Im aktuellen Spiegel gibt Professor Alex Pentland vom Masachusetts Institute of Technology ein Interview zum Thema Big-Data. Darin äußert sich der Inforamtiker skeptisch zur Sicherheit unserer Daten auf den Servern der NSA. Edward Snowden soll nicht der einzige sein, der Daten klauen konnte…Ich bin schon lange der Meinung, dass es eine Gefahr ist, wenn personenbezogene Daten zentral gelagert werden. Warum sollen die bei Google, Facebook und der NSA sicherer vor Hackern sein?

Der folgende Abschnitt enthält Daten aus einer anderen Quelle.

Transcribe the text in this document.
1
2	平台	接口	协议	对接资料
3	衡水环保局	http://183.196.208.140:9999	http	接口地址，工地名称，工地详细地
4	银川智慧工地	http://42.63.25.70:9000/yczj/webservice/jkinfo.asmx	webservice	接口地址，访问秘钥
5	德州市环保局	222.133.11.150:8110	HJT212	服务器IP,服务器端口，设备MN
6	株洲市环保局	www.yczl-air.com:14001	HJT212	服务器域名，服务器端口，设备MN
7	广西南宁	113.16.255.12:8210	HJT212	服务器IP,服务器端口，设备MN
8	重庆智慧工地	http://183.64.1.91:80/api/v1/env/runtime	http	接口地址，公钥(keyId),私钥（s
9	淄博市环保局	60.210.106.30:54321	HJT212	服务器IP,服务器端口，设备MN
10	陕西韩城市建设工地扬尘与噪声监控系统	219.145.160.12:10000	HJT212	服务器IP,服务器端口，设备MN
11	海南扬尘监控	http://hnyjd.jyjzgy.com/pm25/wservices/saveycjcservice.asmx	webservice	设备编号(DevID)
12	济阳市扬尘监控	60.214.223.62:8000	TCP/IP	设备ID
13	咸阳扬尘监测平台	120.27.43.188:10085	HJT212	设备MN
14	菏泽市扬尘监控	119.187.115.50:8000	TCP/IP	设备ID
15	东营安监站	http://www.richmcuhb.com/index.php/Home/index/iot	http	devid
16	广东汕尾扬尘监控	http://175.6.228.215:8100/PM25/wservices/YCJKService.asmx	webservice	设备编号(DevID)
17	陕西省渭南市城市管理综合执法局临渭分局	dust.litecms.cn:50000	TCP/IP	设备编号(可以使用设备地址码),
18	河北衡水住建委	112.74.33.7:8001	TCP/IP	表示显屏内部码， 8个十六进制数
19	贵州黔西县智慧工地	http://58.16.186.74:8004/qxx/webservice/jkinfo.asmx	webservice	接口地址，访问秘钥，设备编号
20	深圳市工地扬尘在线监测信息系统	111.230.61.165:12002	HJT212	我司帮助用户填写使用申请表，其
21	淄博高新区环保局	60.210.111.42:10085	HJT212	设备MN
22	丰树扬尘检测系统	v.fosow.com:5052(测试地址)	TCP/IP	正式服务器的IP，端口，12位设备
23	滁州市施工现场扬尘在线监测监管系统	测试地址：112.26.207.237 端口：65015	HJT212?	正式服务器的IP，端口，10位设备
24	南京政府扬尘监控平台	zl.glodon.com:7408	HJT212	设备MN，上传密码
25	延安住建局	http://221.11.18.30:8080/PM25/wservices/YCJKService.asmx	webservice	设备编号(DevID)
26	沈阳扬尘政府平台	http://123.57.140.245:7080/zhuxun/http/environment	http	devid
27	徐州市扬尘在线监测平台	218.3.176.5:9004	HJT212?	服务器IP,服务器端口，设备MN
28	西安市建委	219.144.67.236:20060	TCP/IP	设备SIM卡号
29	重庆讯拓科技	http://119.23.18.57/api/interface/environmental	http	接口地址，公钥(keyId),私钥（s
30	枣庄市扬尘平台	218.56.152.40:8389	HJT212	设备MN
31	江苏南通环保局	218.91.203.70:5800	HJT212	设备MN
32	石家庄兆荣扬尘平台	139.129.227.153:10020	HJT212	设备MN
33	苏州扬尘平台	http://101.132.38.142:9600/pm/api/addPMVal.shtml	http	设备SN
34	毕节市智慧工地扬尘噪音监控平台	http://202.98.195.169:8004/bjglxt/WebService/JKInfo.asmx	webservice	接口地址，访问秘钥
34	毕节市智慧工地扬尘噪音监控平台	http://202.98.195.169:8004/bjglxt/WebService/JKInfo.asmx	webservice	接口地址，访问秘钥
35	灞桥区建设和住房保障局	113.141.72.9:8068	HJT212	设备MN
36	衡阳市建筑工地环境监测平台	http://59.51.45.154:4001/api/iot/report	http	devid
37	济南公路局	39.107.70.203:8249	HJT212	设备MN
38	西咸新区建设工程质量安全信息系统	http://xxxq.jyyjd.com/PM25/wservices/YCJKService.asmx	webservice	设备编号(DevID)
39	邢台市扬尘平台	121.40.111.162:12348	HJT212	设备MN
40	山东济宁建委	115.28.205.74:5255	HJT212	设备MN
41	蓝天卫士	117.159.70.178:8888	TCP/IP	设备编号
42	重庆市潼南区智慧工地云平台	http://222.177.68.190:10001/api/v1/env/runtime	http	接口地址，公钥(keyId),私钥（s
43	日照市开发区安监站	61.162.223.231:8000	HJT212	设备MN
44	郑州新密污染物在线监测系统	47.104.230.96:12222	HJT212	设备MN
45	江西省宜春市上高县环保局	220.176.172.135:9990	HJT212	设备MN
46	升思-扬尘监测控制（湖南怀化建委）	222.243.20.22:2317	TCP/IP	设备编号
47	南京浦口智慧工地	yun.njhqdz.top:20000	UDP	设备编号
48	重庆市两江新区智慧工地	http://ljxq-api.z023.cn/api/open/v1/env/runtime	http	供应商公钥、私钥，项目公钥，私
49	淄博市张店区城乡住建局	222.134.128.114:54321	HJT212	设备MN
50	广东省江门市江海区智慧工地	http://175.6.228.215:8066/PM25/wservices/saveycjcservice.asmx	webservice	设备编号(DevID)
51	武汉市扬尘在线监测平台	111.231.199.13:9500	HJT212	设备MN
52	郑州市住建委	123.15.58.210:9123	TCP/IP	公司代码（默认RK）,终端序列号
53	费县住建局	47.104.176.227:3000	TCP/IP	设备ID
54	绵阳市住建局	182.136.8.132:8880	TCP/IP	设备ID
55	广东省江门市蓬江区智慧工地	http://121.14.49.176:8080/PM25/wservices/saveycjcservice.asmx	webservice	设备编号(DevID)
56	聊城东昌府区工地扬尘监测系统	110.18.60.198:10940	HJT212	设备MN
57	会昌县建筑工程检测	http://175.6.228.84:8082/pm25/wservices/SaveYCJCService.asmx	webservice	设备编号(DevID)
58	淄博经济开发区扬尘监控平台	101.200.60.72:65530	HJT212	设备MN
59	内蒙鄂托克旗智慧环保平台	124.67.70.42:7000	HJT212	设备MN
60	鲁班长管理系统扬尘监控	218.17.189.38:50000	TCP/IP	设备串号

Professor Pentland, der die soziale Kommunikation anhand von Big-Data-Projekten studiert, ist sicherlich kein Fantast oder Spinner. Seiner Meinung nach bergen zentrale Datensammlungen extreme Gefahren. Im Vergleich stellt er Orwells „1984“-Vision sogar noch harmlos dar.

Auf Seite 104 der aktuellen Spiegel Ausgabe (21/2014) sagt er, dass er davon ausgehe, dass es noch mindestens fünf weitere Personen geben würde, die Daten bei der NSA gestohlen haben sollen. Dies sei nur eine Wette, aber in Anbetracht der Realität wohl eher eine optimistische.